Irina Grigorieva, Lady Geim is a Professor of Physics at the University of Manchester and Director of the Engineering and Physical Sciences Research Council Centre for Doctoral Training in Science and the Applications of Graphene. She was awarded the 2019 David Tabor Medal and Prize of the Institute of Physics and was elected as a Fellow of the Institute.

== Early life and education ==
Grigorieva was born in Russia. She studied physics at the Institute of Solid State Physics in Russia and earned her PhD in 1989.

== Research and career ==
In 1990, Grigorieva moved to Nottingham with her husband Andre Geim. She visited the University of Oxford, University of Cambridge and Imperial College London to deliver seminars on her PhD research. Eventually, she joined the University of Bristol as a postdoctoral researcher.
She moved to Nijmegen where she worked as a laboratory assistant.

Grigorieva suggested to Geim that he use a frog to demonstrate magnetic levitation, for which Geim won the Ig Nobel Prize.

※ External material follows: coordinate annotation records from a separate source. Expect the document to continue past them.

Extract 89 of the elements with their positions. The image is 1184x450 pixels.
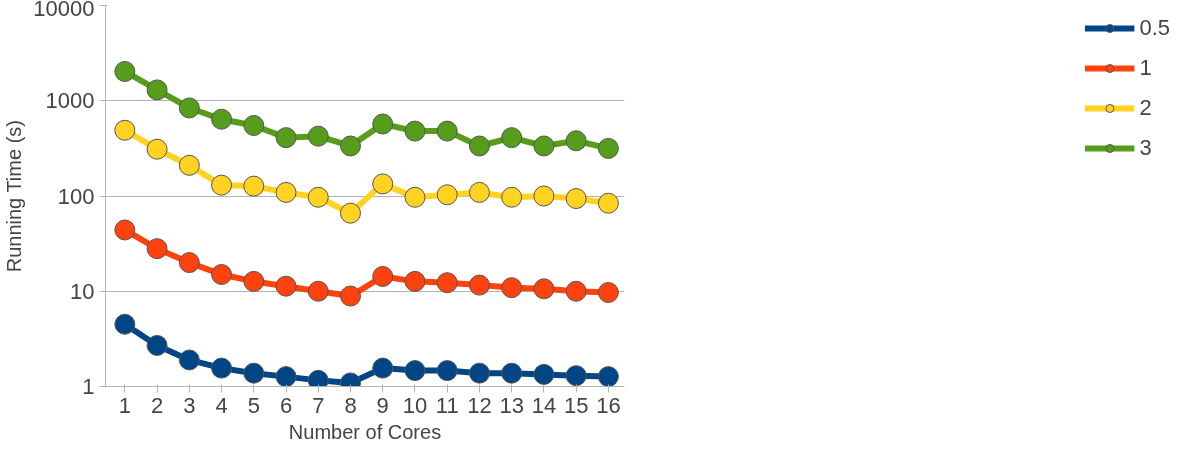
point	[565, 188, 587, 210]
point	[307, 186, 329, 208]
point	[178, 349, 200, 371]
point	[468, 362, 490, 384]
y-axis-title: Running Time (s)	[3, 120, 26, 273]
x-tick-label: 6	[279, 392, 293, 418]
point	[243, 115, 265, 136]
point	[533, 363, 555, 385]
point	[533, 278, 555, 300]
point	[533, 135, 555, 157]
point	[372, 357, 394, 379]
x-tick-label: 13	[499, 392, 524, 418]
point	[339, 202, 361, 224]
point	[468, 135, 490, 157]
x-tick-label: 2	[150, 392, 164, 418]
point	[565, 280, 587, 302]
x-tick-label: 1	[118, 392, 131, 418]
point	[178, 252, 200, 274]
point	[211, 174, 233, 196]
point	[146, 334, 168, 356]
point	[275, 366, 297, 387]
point	[372, 265, 394, 287]
point	[468, 181, 490, 203]
point	[339, 285, 361, 307]
point	[178, 154, 200, 176]
point	[114, 219, 136, 241]
point	[597, 282, 619, 303]
point	[501, 186, 523, 208]
x-tick-label: 10	[402, 392, 428, 418]
point	[339, 135, 361, 157]
point	[275, 275, 297, 297]
point	[501, 277, 523, 299]
legend-label: 1	[1139, 55, 1153, 81]
point	[243, 362, 265, 384]
point	[404, 360, 426, 382]
y-tick-label: 10000	[33, 0, 95, 21]
point	[436, 360, 458, 382]
point	[307, 280, 329, 302]
y-tick-label: 10	[70, 278, 95, 304]
point	[501, 127, 523, 149]
point	[565, 130, 587, 152]
point	[211, 108, 233, 130]
point	[501, 362, 523, 384]
point	[211, 264, 233, 285]
point	[307, 125, 329, 147]
point	[436, 184, 458, 206]
point	[146, 138, 168, 160]
x-tick-label: 11	[435, 392, 459, 418]
x-tick-label: 5	[247, 392, 260, 418]
point	[243, 175, 265, 197]
point	[146, 79, 168, 101]
y-tick-label: 1000	[45, 88, 95, 114]
point	[404, 186, 426, 208]
x-tick-label: 3	[183, 392, 196, 418]
point	[114, 60, 136, 82]
point	[146, 238, 168, 260]
x-tick-label: 16	[596, 392, 621, 418]
point	[114, 313, 136, 335]
point	[597, 192, 619, 214]
x-tick-label: 7	[312, 392, 325, 418]
point	[178, 97, 200, 119]
x-tick-label: 12	[467, 392, 492, 418]
point	[597, 366, 619, 387]
x-tick-label: 14	[531, 392, 557, 418]
legend-label: 0.5	[1139, 15, 1170, 41]
point	[565, 365, 587, 387]
legend-label: 2	[1139, 95, 1153, 121]
y-tick-label: 1	[82, 374, 95, 399]
point	[597, 137, 619, 159]
x-tick-label: 4	[215, 392, 228, 418]
point	[275, 181, 297, 203]
point	[436, 272, 458, 294]
point	[468, 274, 490, 296]
point	[275, 127, 297, 149]
x-axis-title: Number of Cores	[288, 420, 442, 443]
x-tick-label: 9	[376, 392, 389, 418]
y-tick-label: 100	[57, 183, 95, 209]
point	[243, 270, 265, 292]
point	[372, 173, 394, 195]
legend-label: 3	[1139, 135, 1153, 161]
x-tick-label: 8	[344, 392, 357, 418]
point	[211, 357, 233, 379]
point	[404, 270, 426, 292]
point	[372, 113, 394, 135]
point	[114, 119, 136, 141]
point	[404, 120, 426, 142]
x-tick-label: 15	[563, 392, 589, 418]
point	[436, 120, 458, 142]
point	[533, 185, 555, 207]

She joined the University of Manchester in 2001, where she works in the Condensed Matter Physics group. When she joined the group, she started studying the adhesive mechanisms of the feet of gecko lizards. In 2003, she created a gecko-like adhesive that is self-cleaning and re-attachable. Grigorieva is a member of the Graphene Council.

Grigorieva is a Professor of Physics at the University of Manchester and Director of the Engineering and Physical Sciences Research Council Centre for Doctoral Training in Science and the Applications of Graphene. She works on the electronic and magnetic properties of two-dimensional materials. She is interested in superconducting materials and the application of graphene in spintronics. In 2013, she was the first to demonstrate that graphene could be magnetic through the use of non-magnetic atoms and vacancies. Defects in graphene carry Spin-½ magnetic moments.

In 2015, she demonstrated that it is possible to switch the magnetism in graphene on and off. She created small bubbles out of graphene and showed that they can withstand pressures of 200 megapascals, which is greater that in the deep ocean. To measure the pressure inside a graphene bubble, they used atomic force microscopy and a monolayer of boron nitride.

Grigorieva used graphene as a filter to remove subatomic particles, including taking protons from heavy water. This includes removing deuterium for the cleaning of nuclear waste.

=== Awards and honours ===
- 2019 Institute of Physics David Tabor Medal and Prize

=== Personal life ===
Grigorieva and husband, physicist Sir Andre Geim, have a daughter. She serves on the Board of Governors of Withington Girls' School.